11. This Agreement shall bind any successors or assignees of Creditor and shall benefit any successors or assigns of Bank.  This Agreement shall remain effective until the first to occur of (a) termination in writing by Bank, or (b) such time as when (i) the Senior Debt is fully paid in cash, (ii) Bank has no commitment or obligation to lend any further funds to Borrower, and (iii) all financing agreements between Bank and Borrower are terminated.

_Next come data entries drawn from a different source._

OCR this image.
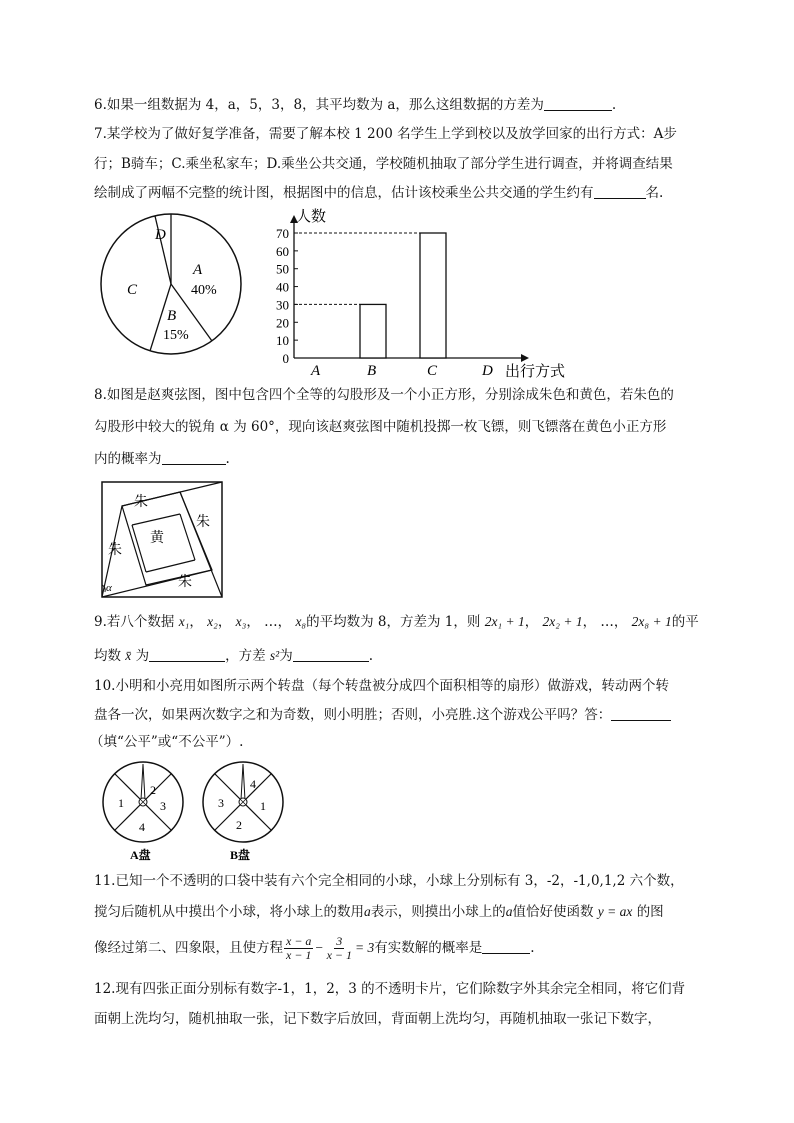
6.如果一组数据为 4，a，5，3，8，其平均数为 a，那么这组数据的方差为	.
7.某学校为了做好复学准备，需要了解本校 1 200 名学生上学到校以及放学回家的出行方式：A步
行；B骑车；C.乘坐私家车；D.乘坐公共交通，学校随机抽取了部分学生进行调查，并将调查结果
绘制成了两幅不完整的统计图，根据图中的信息，估计该校乘坐公共交通的学生约有	名.
D
A
40%
C
B
15%
人数
0
10
20
30
40
50
60
70
A	B	C	D 出行方式
8.如图是赵爽弦图，图中包含四个全等的勾股形及一个小正方形，分别涂成朱色和黄色，若朱色的
勾股形中较大的锐角 α 为 60°，现向该赵爽弦图中随机投掷一枚飞镖，则飞镖落在黄色小正方形
内的概率为	.
朱
朱
黄
朱
朱
α
9.若八个数据 x₁， x₂， x₃， …， x₈的平均数为 8，方差为 1，则 2x₁ + 1， 2x₂ + 1， …， 2x₈ + 1的平
均数 x̄ 为	，方差 s²为	.
10.小明和小亮用如图所示两个转盘（每个转盘被分成四个面积相等的扇形）做游戏，转动两个转
盘各一次，如果两次数字之和为奇数，则小明胜；否则，小亮胜.这个游戏公平吗？答：
（填“公平”或“不公平”）.
1
2
3
4
A盘
3
4
1
2
B盘
11.已知一个不透明的口袋中装有六个完全相同的小球，小球上分别标有 3，-2，-1,0,1,2 六个数，
搅匀后随机从中摸出个小球，将小球上的数用a表示，则摸出小球上的a值恰好使函数 y = ax 的图
像经过第二、四象限，且使方程 $\frac{x - a}{x - 1} - \frac{3}{x - 1} = 3$有实数解的概率是	.
12.现有四张正面分别标有数字-1，1，2，3 的不透明卡片，它们除数字外其余完全相同，将它们背
面朝上洗均匀，随机抽取一张，记下数字后放回，背面朝上洗均匀，再随机抽取一张记下数字，
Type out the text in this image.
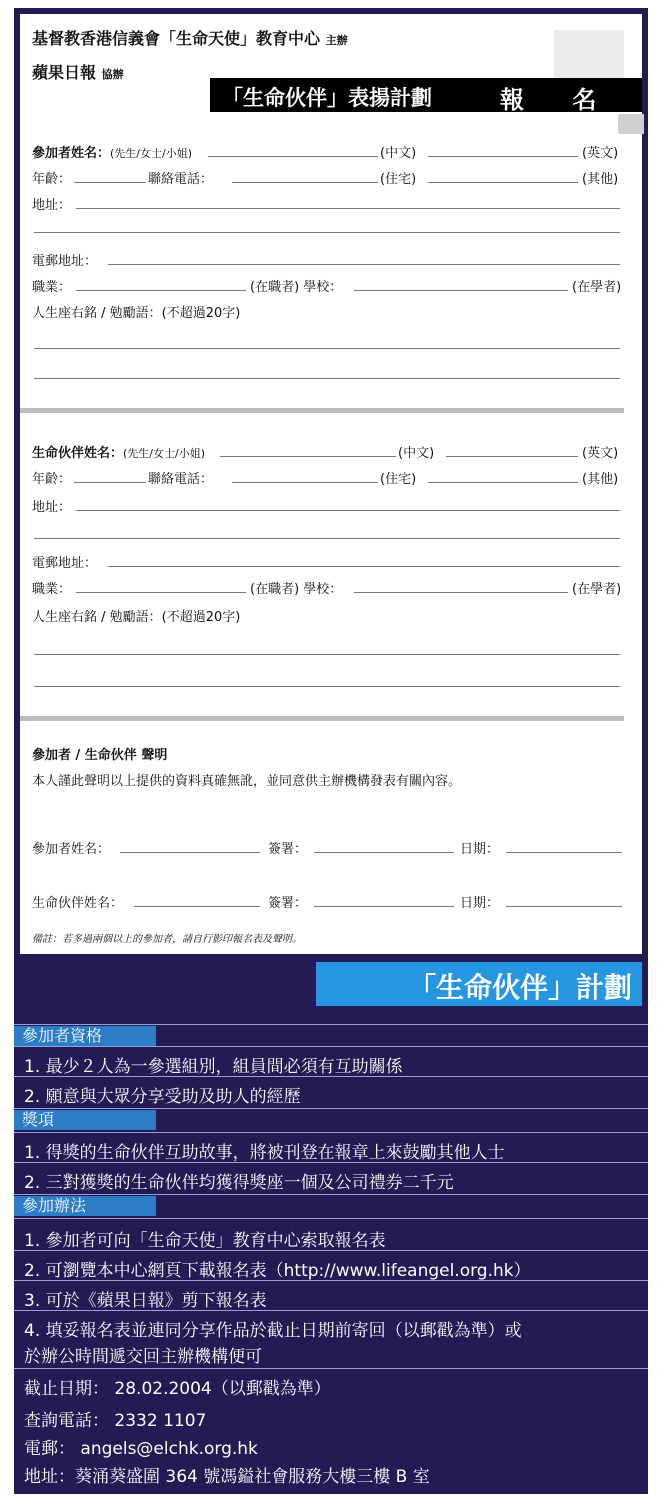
基督教香港信義會「生命天使」教育中心 主辦
蘋果日報 協辦
「生命伙伴」表揚計劃	報 名 表
參加者姓名：(先生/女士/小姐)	(中文)	(英文)
年齡：	聯絡電話：	(住宅)	(其他)
地址：
電郵地址：
職業：	(在職者) 學校：	(在學者)
人生座右銘 / 勉勵語：(不超過20字)
生命伙伴姓名：(先生/女士/小姐)	(中文)	(英文)
年齡：	聯絡電話：	(住宅)	(其他)
地址：
電郵地址：
職業：	(在職者) 學校：	(在學者)
人生座右銘 / 勉勵語：(不超過20字)
參加者 / 生命伙伴 聲明
本人謹此聲明以上提供的資料真確無訛，並同意供主辦機構發表有關內容。
參加者姓名：	簽署：	日期：
生命伙伴姓名：	簽署：	日期：
備註：若多過兩個以上的參加者，請自行影印報名表及聲明。
「生命伙伴」計劃
參加者資格
1. 最少２人為一參選組別，組員間必須有互助關係
2. 願意與大眾分享受助及助人的經歷
獎項
1. 得獎的生命伙伴互助故事，將被刊登在報章上來鼓勵其他人士
2. 三對獲獎的生命伙伴均獲得獎座一個及公司禮券二千元
參加辦法
1. 參加者可向「生命天使」教育中心索取報名表
2. 可瀏覽本中心網頁下載報名表（http://www.lifeangel.org.hk）
3. 可於《蘋果日報》剪下報名表
4. 填妥報名表並連同分享作品於截止日期前寄回（以郵戳為準）或
於辦公時間遞交回主辦機構便可
截止日期： 28.02.2004（以郵戳為準）
查詢電話： 2332 1107
電郵： angels@elchk.org.hk
地址：葵涌葵盛圍 364 號馮鎰社會服務大樓三樓 B 室
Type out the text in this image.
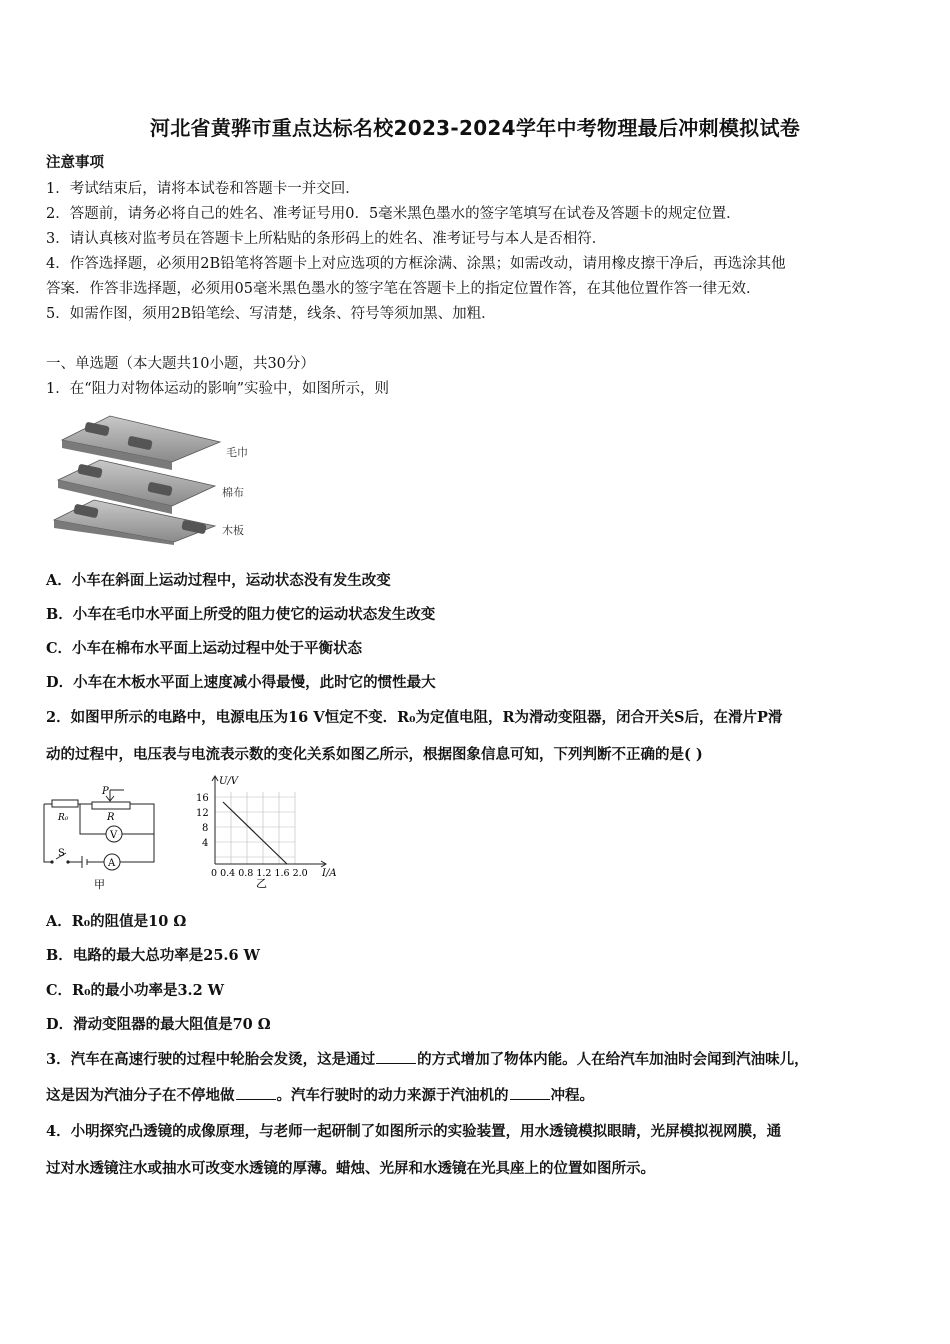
河北省黄骅市重点达标名校2023-2024学年中考物理最后冲刺模拟试卷
注意事项
1．考试结束后，请将本试卷和答题卡一并交回．
2．答题前，请务必将自己的姓名、准考证号用0．5毫米黑色墨水的签字笔填写在试卷及答题卡的规定位置．
3．请认真核对监考员在答题卡上所粘贴的条形码上的姓名、准考证号与本人是否相符．
4．作答选择题，必须用2B铅笔将答题卡上对应选项的方框涂满、涂黑；如需改动，请用橡皮擦干净后，再选涂其他
答案．作答非选择题，必须用05毫米黑色墨水的签字笔在答题卡上的指定位置作答，在其他位置作答一律无效．
5．如需作图，须用2B铅笔绘、写清楚，线条、符号等须加黑、加粗．
一、单选题（本大题共10小题，共30分）
1．在“阻力对物体运动的影响”实验中，如图所示，则
毛巾
棉布
木板
A．小车在斜面上运动过程中，运动状态没有发生改变
B．小车在毛巾水平面上所受的阻力使它的运动状态发生改变
C．小车在棉布水平面上运动过程中处于平衡状态
D．小车在木板水平面上速度减小得最慢，此时它的惯性最大
2．如图甲所示的电路中，电源电压为16 V恒定不变．R₀为定值电阻，R为滑动变阻器，闭合开关S后，在滑片P滑
动的过程中，电压表与电流表示数的变化关系如图乙所示，根据图象信息可知，下列判断不正确的是( )
R₀
P
R
V
S
A
甲
U/V
16
12
8
4
0 0.4 0.8 1.2 1.6 2.0 I/A
乙
A．R₀的阻值是10 Ω
B．电路的最大总功率是25.6 W
C．R₀的最小功率是3.2 W
D．滑动变阻器的最大阻值是70 Ω
3．汽车在高速行驶的过程中轮胎会发烫，这是通过	的方式增加了物体内能。人在给汽车加油时会闻到汽油味儿，
这是因为汽油分子在不停地做	。汽车行驶时的动力来源于汽油机的	冲程。
4．小明探究凸透镜的成像原理，与老师一起研制了如图所示的实验装置，用水透镜模拟眼睛，光屏模拟视网膜，通
过对水透镜注水或抽水可改变水透镜的厚薄。蜡烛、光屏和水透镜在光具座上的位置如图所示。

This Agreement is solely for the benefit of Creditor and Bank and not for the benefit of Borrower or any other party.  Creditor further agrees that if Borrower is in the process of refinancing any portion of the Senior Debt with a new lender, and if Bank makes a request of Creditor, Creditor shall agree to enter into a new subordination agreement with the new lender on substantially the terms and conditions of this Agreement.
 
 
 

 
 
12. Creditor hereby agrees to execute such documents and/or take such further action as Bank may at any time or times reasonably request in order to carry out the provisions and intent of this Agreement, including, without limitation, ratifications and confirmations of this Agreement from time to time hereafter, as and when requested by Bank.
 
13. This Agreement may be executed in two or more counterparts, each of which shall be deemed an original and all of which together shall constitute one instrument.
 
14. This Agreement shall be governed by and construed in accordance with the laws of the Commonwealth of Massachusetts, without giving effect to conflicts of laws principles.  Creditor and Bank submit to the exclusive jurisdiction of the state and federal courts located in Boston, Massachusetts, in any action, suit, or proceeding of any kind, against it which arises out of or by reason of this Agreement; provided, however, that if for any reason Bank cannot avail itself of the Courts of the Commonwealth of Massachusetts, Creditor accepts jurisdiction of the Courts and venue in Santa Clara County, California.  CREDITOR AND BANK WAIVE THEIR RESPECTIVE RIGHTS TO A JURY TRIAL OF ANY CLAIM OR CAUSE OF ACTION BASED UPON OR ARISING OUT OF THIS AGREEMENT OR ANY OF THE TRANSACTIONS CONTEMPLATED HEREIN.
 
15. This Agreement represents the entire agreement with respect to the subject matter hereof, and supersedes all prior negotiations, agreements and commitments.  Creditor is not relying on any representations by Bank or Borrower in entering into this Agreement, and Creditor has kept and will continue to keep itself fully apprised of the financial and other condition of Borrower.  This Agreement may be amended only by written instrument signed by Creditor and Bank.
 

 
 

 

IN WITNESS WHEREOF, the undersigned have executed this Agreement as of the date first above written.
 
“Creditor”                                                                           “Bank”
 
SILICON VALLEY BANK
____________________________________________              
Rick Weidinger                                     By:________________________________________
 
Title:_______________________________________
____________________________________________   
Kenneth Brooks
 
____________________________________________     
David Baird
 
____________________________________________                                                                                                                                                              
Frederick Bohlander
 
____________________________________________            
Colin Eagen
 

 
The undersigned approves of the terms of this Agreement.
 
“Borrower”
 
BRAINTECH, INC.
 
By:_________________________________________
 
Title:________________________________________
 

 
BRAINTECH INDUSTRIAL, INC.
 
By:_________________________________________
 
Title:________________________________________
 

 
BRAINTECH GOVERNMENT & DEFENSE, INC.